🌱 Developer Meetup n.2; Report
Table of Contents
Highlight: CURRENT VERSION ISN'T WORKING
, afterall challenging Facebook has some complexities. Whatever: ✊
In this report we talk about: fixes, errors, fundraising. The meeting was about defining what should happen between February 15th and March 15th, the next of our online monthly meeting.

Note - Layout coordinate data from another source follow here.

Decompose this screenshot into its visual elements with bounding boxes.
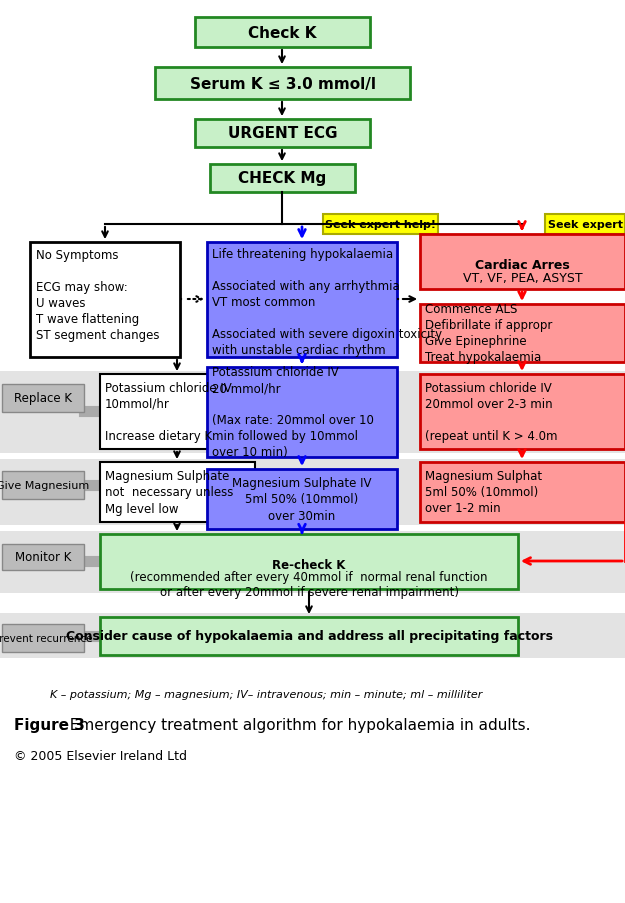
Bar bbox=[0, 460, 625, 526]
Text: Prevent recurrence: Prevent recurrence bbox=[0, 633, 92, 643]
Text: Serum K ≤ 3.0 mmol/l: Serum K ≤ 3.0 mmol/l bbox=[189, 77, 376, 91]
FancyBboxPatch shape bbox=[2, 545, 84, 571]
Text: Replace K: Replace K bbox=[14, 392, 72, 405]
Text: Figure 3: Figure 3 bbox=[14, 717, 85, 732]
Text: VT, VF, PEA, ASYST: VT, VF, PEA, ASYST bbox=[462, 272, 582, 284]
Text: Give Magnesium: Give Magnesium bbox=[0, 480, 89, 490]
Text: K – potassium; Mg – magnesium; IV– intravenous; min – minute; ml – milliliter: K – potassium; Mg – magnesium; IV– intra… bbox=[50, 689, 483, 699]
Text: Potassium chloride IV
10mmol/hr

Increase dietary K: Potassium chloride IV 10mmol/hr Increase… bbox=[105, 382, 232, 442]
Text: Seek expert help!: Seek expert help! bbox=[325, 219, 436, 229]
Text: Potassium chloride IV
20 mmol/hr

(Max rate: 20mmol over 10
min followed by 10mm: Potassium chloride IV 20 mmol/hr (Max ra… bbox=[212, 366, 374, 459]
Text: Magnesium Sulphate IV
5ml 50% (10mmol)
over 30min: Magnesium Sulphate IV 5ml 50% (10mmol) o… bbox=[232, 477, 372, 522]
FancyBboxPatch shape bbox=[195, 120, 370, 148]
FancyBboxPatch shape bbox=[2, 385, 84, 413]
FancyBboxPatch shape bbox=[155, 68, 410, 100]
FancyBboxPatch shape bbox=[30, 243, 180, 358]
Bar bbox=[0, 613, 625, 658]
Text: CHECK Mg: CHECK Mg bbox=[238, 172, 327, 186]
FancyBboxPatch shape bbox=[100, 535, 518, 590]
FancyBboxPatch shape bbox=[195, 18, 370, 48]
Text: © 2005 Elsevier Ireland Ltd: © 2005 Elsevier Ireland Ltd bbox=[14, 749, 187, 762]
Text: URGENT ECG: URGENT ECG bbox=[228, 126, 338, 142]
FancyBboxPatch shape bbox=[2, 471, 84, 499]
Text: Cardiac Arres: Cardiac Arres bbox=[475, 259, 570, 272]
FancyBboxPatch shape bbox=[420, 375, 625, 450]
FancyBboxPatch shape bbox=[420, 462, 625, 523]
Text: Consider cause of hypokalaemia and address all precipitating factors: Consider cause of hypokalaemia and addre… bbox=[66, 629, 552, 643]
FancyBboxPatch shape bbox=[420, 304, 625, 363]
Text: Magnesium Sulphat
5ml 50% (10mmol)
over 1-2 min: Magnesium Sulphat 5ml 50% (10mmol) over … bbox=[425, 470, 542, 515]
Text: Life threatening hypokalaemia

Associated with any arrhythmia
VT most common

As: Life threatening hypokalaemia Associated… bbox=[212, 247, 442, 357]
FancyBboxPatch shape bbox=[100, 462, 255, 523]
FancyBboxPatch shape bbox=[100, 375, 255, 450]
Text: Re-check K: Re-check K bbox=[272, 559, 346, 572]
Text: Magnesium Sulphate
not  necessary unless
Mg level low: Magnesium Sulphate not necessary unless … bbox=[105, 470, 233, 515]
FancyBboxPatch shape bbox=[323, 215, 438, 235]
Text: . Emergency treatment algorithm for hypokalaemia in adults.: . Emergency treatment algorithm for hypo… bbox=[60, 717, 531, 732]
Bar bbox=[0, 372, 625, 453]
FancyBboxPatch shape bbox=[210, 165, 355, 192]
Text: Potassium chloride IV
20mmol over 2-3 min

(repeat until K > 4.0m: Potassium chloride IV 20mmol over 2-3 mi… bbox=[425, 382, 558, 442]
FancyBboxPatch shape bbox=[207, 368, 397, 458]
Text: Check K: Check K bbox=[248, 25, 317, 41]
Bar bbox=[0, 531, 625, 593]
FancyBboxPatch shape bbox=[2, 624, 84, 652]
FancyBboxPatch shape bbox=[207, 470, 397, 529]
Text: Monitor K: Monitor K bbox=[15, 551, 71, 563]
Text: Commence ALS
Defibrillate if appropr
Give Epinephrine
Treat hypokalaemia: Commence ALS Defibrillate if appropr Giv… bbox=[425, 303, 552, 364]
FancyBboxPatch shape bbox=[420, 235, 625, 290]
Text: No Symptoms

What to do in the next month
-
"keep promoting and perhaps fundraise", the same goal of the previous meeting. We need to continue and make this community grow, or, well, exist.
-
Facebook changed its HTML structure. It is expected, we know how to handle it, but read more below on how to reduce the impact of their obfuscation.
-
Complete a gathio installation, and eventually support the cross-posting there. It should be easy to add in
mongodb
a new event. -
By inspecting some of the errors triggered in the last month, we need to better report errors, because, for example, if someone provide a wrong login and password, should be consider a different error rather than “the server didn’t properly worked”. reminder it was handy check the mobilizon version via API.
Fundraising narratives
Check out this (read only) cryptpad notes, it describes some of the narratives usable in fundraising.
Note🍀 this is our biggest weak spot. There is not yet any concrete effort, and often, fundations, supports the creation of new tools rather than adversarial approaches. It makes sense, but it is an additional vulnerability this project faces.
On Facebook HTML obfuscation
HTML randomization is one of the ways by which facebook wants to make, every scraping action, more expensive. An update for them may be at no cost, and if the technology is to be maintained, for scrapers it means having to do an update every time.
Above you’ll see HTML from facebook.com/events/$EVENT_ID
page.
- No meaningful classes
- Nesting with multiple layers meant to randomize this
- Usage of
span
div
h
-* andp
in an arbitrary fashon, relying on CSS to produce the intended result
The more mature and robust the scraping technology is, the more it will remain viable at the expense of upgrades. It may seem counterintuitive, but Facebook’s final interface does not change very often, and if you build a scraper attono to those elements, if span
becomes div
and h1
becomes h3
, it will only break the most delicate scrapers.
Unfortunately, despite knowledge of this theory, the extension underwent major changes in 2022 to move the prototype forward, so right now it is in the “weak” stage and updating the HTML causes the title and description to be missing:
This is a backend problem, as it should not allow posting of events with no title
/description
, and should be reported as an Error. And also, scraping reliability problem cannot be, in 0.3.x version, solved once and for all. It is an improvement part of a larger refactor and redesign that would come along with Manifest V3.
(at least) three kinds of Errors
At the moment the error collecton in mongodb looks like this. Below you’ll find an error triggered when I changed the username in something invalid:
{
"message": "User not found: {\"response\":{\"data\":{\"login\":null},\"errors\":[{\"code\":\"user_not_found\",\"field\":null,\"locations\":[{\"column\":7,\"line\":2}],\"message\":\"User not found\",\"path\":[\"login\"],\"status_code\":404}],\"status\":200,\"headers\":{}},\"request\":{\"query\":\"mutation Login($email: String!, $password: String!)\\n { login(email: $email, password: $password) \\n { accessToken refreshToken user \\n { id \\n email \\n role \\n __typename } \\n __typename}\\n}\\n\",\"variables\":{\"email\":\"mobilibr@mt2015-\",\"password\":\"experiment\"}}}",
"publicKey": "E1CdKsPZLCrfhsrRYYR8t8snahxx1LAaDNkSX9DJvWEh",
"when": {
"$date": {
"$numberLong": "1674805040484"
}
}
}
But we should not tread all the errors as the same, we might need to identify:
- Login/Password errors, coming from authentication failures in Mobilizon backend. This require an adopters intervention.
- Inconsistecy errors, like the faulty scraping, that might provide inappropriate data. This require us to fix it, or potentially the adopter editing the event and manually fixing it.
- Any other kind of failures as unexpected bug. This require us to further investigate.